Neeja se apartó y la miró de frente. Era un toro bravo. Se carcajeó con desdén.

—¿Tú te miras alguna vez a un espejo? ¿Te ves en las aguas del río? ¿En algún lugar donde se refleje tu imagen? Has envejecido, todos te han abandonado, solo esa niña que debió morir al nacer te acompaña, sobrevives porque sabes engañar a la gente ¿y te permites darme consejo? Me respetan y vivo mejor que tú. ¿Por qué debería creer que puedes instruirme?
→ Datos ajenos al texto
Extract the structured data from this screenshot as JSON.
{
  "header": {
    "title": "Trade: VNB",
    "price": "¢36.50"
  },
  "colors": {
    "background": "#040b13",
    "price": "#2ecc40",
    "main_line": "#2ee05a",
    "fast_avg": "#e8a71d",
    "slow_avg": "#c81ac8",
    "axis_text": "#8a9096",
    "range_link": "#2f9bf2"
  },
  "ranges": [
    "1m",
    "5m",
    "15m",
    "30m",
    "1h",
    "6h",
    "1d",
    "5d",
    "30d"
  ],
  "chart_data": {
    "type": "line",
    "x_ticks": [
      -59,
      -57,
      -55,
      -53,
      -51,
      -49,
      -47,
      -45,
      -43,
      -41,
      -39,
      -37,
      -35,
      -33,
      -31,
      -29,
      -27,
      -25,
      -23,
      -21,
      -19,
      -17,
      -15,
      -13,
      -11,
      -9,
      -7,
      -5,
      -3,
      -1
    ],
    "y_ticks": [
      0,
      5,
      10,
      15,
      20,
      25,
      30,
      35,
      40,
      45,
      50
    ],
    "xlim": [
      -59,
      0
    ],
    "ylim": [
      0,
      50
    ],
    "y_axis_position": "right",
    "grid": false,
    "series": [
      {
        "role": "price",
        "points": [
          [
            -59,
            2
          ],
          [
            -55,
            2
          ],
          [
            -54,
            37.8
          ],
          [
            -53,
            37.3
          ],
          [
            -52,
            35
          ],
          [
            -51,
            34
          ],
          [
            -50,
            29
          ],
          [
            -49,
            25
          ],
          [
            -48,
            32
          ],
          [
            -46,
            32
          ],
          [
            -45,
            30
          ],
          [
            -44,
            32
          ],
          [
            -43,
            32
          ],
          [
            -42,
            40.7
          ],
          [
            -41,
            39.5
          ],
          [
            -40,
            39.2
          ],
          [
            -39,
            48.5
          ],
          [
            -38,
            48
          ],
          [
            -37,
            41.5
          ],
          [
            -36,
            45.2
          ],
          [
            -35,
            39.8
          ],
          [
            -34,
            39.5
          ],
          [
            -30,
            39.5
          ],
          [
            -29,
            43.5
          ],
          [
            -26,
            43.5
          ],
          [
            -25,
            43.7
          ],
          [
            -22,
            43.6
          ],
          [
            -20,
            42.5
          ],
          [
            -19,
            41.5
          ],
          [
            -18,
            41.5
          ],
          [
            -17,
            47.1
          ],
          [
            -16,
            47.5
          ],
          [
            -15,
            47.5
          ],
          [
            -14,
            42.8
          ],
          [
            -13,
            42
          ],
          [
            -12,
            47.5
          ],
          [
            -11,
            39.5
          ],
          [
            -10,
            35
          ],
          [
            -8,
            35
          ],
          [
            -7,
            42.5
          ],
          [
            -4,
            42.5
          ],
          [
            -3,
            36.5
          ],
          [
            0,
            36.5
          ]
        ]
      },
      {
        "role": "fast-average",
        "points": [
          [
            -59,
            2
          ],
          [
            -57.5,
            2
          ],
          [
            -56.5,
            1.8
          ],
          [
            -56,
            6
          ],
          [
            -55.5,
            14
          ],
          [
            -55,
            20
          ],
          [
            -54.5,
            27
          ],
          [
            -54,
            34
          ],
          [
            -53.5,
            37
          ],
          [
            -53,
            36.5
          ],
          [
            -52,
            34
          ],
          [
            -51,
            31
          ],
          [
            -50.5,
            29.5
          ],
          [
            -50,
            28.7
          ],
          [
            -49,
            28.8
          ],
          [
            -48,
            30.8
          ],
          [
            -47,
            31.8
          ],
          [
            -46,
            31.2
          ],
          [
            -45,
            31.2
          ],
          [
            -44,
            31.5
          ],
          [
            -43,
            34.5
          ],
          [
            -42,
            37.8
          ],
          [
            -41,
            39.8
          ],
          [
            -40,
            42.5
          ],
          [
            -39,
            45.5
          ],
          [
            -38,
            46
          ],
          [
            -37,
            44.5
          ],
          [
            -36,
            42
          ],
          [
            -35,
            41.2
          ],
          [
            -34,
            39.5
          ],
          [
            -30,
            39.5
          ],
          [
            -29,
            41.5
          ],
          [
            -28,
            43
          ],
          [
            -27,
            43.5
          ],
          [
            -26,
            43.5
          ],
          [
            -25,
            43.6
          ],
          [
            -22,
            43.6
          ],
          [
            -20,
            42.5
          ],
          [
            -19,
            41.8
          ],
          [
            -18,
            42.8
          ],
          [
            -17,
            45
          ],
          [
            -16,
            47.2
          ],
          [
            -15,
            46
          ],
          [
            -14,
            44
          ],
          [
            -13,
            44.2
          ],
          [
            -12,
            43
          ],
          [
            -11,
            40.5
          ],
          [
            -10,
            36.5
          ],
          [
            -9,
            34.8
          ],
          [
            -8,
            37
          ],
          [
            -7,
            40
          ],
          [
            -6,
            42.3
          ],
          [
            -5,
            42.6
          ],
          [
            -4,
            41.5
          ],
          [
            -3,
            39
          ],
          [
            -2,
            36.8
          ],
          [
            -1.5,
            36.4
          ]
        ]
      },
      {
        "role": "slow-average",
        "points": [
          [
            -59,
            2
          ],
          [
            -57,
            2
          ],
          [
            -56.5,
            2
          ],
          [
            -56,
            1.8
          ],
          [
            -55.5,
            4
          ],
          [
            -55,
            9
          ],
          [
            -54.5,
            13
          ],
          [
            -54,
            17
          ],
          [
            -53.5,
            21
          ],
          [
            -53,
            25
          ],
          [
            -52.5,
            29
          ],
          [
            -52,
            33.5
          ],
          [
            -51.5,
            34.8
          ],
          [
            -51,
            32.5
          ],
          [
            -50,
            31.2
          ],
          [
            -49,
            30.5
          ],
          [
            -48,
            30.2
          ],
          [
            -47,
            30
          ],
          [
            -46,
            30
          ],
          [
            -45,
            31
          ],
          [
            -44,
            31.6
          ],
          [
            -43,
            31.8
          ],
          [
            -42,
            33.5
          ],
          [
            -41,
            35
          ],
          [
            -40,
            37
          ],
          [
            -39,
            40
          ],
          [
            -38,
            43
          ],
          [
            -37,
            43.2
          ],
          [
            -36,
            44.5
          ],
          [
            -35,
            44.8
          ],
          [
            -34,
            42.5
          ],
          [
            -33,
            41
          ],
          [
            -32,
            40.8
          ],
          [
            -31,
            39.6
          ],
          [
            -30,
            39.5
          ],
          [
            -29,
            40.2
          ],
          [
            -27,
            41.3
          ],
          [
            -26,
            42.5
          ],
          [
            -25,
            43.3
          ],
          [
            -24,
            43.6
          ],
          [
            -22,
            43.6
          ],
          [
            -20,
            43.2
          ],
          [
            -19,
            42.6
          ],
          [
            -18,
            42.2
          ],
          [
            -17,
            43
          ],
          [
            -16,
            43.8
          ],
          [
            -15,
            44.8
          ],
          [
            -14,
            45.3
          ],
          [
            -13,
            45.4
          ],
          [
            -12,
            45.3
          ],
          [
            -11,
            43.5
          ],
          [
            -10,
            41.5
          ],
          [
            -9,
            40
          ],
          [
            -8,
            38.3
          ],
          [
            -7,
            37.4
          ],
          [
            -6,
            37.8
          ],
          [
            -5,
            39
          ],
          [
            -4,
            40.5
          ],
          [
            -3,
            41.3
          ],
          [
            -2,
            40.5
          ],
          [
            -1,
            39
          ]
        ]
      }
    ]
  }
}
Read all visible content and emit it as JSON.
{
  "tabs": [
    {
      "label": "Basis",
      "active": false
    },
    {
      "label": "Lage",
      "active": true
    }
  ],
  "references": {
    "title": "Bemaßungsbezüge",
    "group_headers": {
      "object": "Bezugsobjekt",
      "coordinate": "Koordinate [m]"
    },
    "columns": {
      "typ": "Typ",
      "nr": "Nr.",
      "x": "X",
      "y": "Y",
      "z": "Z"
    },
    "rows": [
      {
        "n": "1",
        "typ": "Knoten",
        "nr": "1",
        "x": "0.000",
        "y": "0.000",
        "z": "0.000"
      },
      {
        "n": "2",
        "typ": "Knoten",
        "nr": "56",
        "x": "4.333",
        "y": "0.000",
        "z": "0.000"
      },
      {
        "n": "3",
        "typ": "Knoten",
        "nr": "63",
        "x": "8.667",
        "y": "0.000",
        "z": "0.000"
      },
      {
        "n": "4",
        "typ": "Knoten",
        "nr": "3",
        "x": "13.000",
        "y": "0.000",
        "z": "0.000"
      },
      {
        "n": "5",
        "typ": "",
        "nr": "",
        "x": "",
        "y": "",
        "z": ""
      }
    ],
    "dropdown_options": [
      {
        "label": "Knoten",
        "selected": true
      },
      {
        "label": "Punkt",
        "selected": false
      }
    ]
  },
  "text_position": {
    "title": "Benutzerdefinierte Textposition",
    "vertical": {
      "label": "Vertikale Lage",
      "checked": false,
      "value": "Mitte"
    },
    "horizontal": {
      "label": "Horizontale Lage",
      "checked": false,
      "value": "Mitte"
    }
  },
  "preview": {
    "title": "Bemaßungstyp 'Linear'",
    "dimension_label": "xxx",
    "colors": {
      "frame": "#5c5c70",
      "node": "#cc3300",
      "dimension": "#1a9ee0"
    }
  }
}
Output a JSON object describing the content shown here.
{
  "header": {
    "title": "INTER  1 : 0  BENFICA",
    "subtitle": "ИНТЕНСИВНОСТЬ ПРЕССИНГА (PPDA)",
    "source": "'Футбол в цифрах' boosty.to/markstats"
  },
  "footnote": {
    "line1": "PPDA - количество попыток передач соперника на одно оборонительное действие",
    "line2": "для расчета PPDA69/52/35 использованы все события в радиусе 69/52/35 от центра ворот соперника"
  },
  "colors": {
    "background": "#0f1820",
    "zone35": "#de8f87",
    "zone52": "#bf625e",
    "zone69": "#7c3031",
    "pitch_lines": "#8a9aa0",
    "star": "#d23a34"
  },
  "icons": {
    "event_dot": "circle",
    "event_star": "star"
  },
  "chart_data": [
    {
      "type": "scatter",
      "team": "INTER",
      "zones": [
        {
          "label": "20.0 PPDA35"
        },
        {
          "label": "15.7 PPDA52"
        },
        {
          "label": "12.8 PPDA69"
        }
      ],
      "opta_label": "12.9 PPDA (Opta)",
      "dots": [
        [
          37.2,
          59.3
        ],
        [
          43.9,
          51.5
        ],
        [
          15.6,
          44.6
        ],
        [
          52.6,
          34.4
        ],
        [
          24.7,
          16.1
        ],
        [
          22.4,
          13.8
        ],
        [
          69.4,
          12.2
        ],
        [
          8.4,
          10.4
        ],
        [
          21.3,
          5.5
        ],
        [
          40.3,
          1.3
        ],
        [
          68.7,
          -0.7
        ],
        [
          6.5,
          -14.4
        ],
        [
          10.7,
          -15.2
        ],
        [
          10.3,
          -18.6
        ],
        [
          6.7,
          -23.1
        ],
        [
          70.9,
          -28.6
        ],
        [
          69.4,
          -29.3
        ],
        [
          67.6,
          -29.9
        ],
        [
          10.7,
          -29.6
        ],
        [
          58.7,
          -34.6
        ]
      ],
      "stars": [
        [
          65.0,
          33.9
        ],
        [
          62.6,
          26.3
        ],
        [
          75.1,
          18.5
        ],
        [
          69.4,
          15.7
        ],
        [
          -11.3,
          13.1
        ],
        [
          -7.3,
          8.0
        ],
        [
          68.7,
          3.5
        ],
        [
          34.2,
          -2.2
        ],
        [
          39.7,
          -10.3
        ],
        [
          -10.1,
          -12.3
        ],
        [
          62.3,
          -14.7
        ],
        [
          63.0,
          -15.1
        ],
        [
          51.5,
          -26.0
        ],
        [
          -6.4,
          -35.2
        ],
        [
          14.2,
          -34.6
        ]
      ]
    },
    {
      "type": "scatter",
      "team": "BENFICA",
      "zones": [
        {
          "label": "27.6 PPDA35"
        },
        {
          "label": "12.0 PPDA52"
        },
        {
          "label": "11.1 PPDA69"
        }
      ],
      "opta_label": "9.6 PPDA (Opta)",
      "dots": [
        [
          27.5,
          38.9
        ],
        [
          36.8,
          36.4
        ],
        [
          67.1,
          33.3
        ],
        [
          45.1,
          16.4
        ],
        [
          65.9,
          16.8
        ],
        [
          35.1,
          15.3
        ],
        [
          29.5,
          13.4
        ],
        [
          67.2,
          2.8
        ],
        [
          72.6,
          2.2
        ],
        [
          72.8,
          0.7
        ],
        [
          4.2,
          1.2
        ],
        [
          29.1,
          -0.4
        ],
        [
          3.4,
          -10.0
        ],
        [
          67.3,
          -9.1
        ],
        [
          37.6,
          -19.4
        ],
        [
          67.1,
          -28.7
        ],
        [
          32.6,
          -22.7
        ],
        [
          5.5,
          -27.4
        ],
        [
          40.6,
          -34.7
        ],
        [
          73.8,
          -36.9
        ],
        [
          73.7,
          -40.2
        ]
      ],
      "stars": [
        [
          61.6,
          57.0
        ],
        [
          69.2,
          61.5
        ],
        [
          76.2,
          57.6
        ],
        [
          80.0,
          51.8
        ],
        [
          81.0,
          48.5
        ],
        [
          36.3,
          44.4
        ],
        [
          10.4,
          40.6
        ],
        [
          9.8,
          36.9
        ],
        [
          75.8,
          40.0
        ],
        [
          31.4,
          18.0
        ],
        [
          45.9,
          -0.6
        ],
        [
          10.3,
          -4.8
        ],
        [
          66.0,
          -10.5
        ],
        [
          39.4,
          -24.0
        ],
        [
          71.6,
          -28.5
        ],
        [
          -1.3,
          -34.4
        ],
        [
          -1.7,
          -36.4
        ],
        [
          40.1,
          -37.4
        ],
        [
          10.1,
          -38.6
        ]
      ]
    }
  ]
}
—Te respetan porque no saben verte dentro como te he visto yo. Pero tu karma te perseguirá. Violaste la Ley Universal y pecaste contra el ahimsa y tendrás que pagar por ello. En alguna de tus vidas lo harás.

—No sé de qué me hablas. Yo cumplo mis obligaciones. Todos lo saben. También los dioses.

—Tus poderes fueron lo menor que perdiste, Neeja, lo peor fue que renunciaste a la fuerza de las mujeres de la luna plateada, a la bondad para ayudar a otros.

—Cada uno debe ayudarse a sí mismo, vieja loca. No hice nada que no hagan muchas cada día, es ley de vida, es ley de muerte. Y no sufrí ningún castigo. No siempre ocurre. Yo fui más fuerte.

—Tú podías haber vivido de otro modo, no eras como las otras, eras como yo, como Barathi, como Lila. El precio que pagaste por tu ambición sigue siendo muy alto.

—Volvería a saldarlo igual. Yo no necesito lo mismo que tú, Asha. No me arrepiento.

Pero Neeja agachó la cabeza. Había veces en las que sí se arrepentía, cuando echaba tantas cosas de menos que le dolían los ojos y el pecho: las risas; los abrazos; las canciones al bajar a lavar al río todas juntas con su madre, su abuela y sus tías; el hormigueo en el vientre, sobre la marca de luna, cuando las dos hermanas jugaban juntas a ver en el otro lado, siendo muy niñas aún, mucho tiempo antes de que todo cambiara. Pero esa añoranza se le pasaba pronto y entonces observaba a su alrededor y todo estaba bien, tenía muchos hijos varones y su fortuna crecía cada luna un poco más, incluso podrían mudarse a una casa más grande, de ladrillo si quisieran, en el otro lado de Jaipur, donde las inmundicias del alivio de las personas y animales que vivían en la ciudad no llegaran flotando a veces por el río y los pájaros no hubieran dejado de cantar al escuchar llorar a los que agonizaban protestando por primera vez o por última. Pero se resistía a cambiar de sitio el taller donde tallaban las piedras para las joyas, no fuera a variar su suerte. Quizás más adelante, cuando hubieran ahorrado un poco más.

No pasó mucho tiempo antes de que encontraran a Mishka, a punto de desfallecer en el pozo que Asha había indicado. Se oyeron los gritos de alegría de los que regresaban a la aldea y los primeros niños llegaron corriendo a dar la nueva. Neeja miró a Asha con desprecio, pero ella me tomó de la mano y nos pusimos en marcha otra vez en nuestro camino diferente.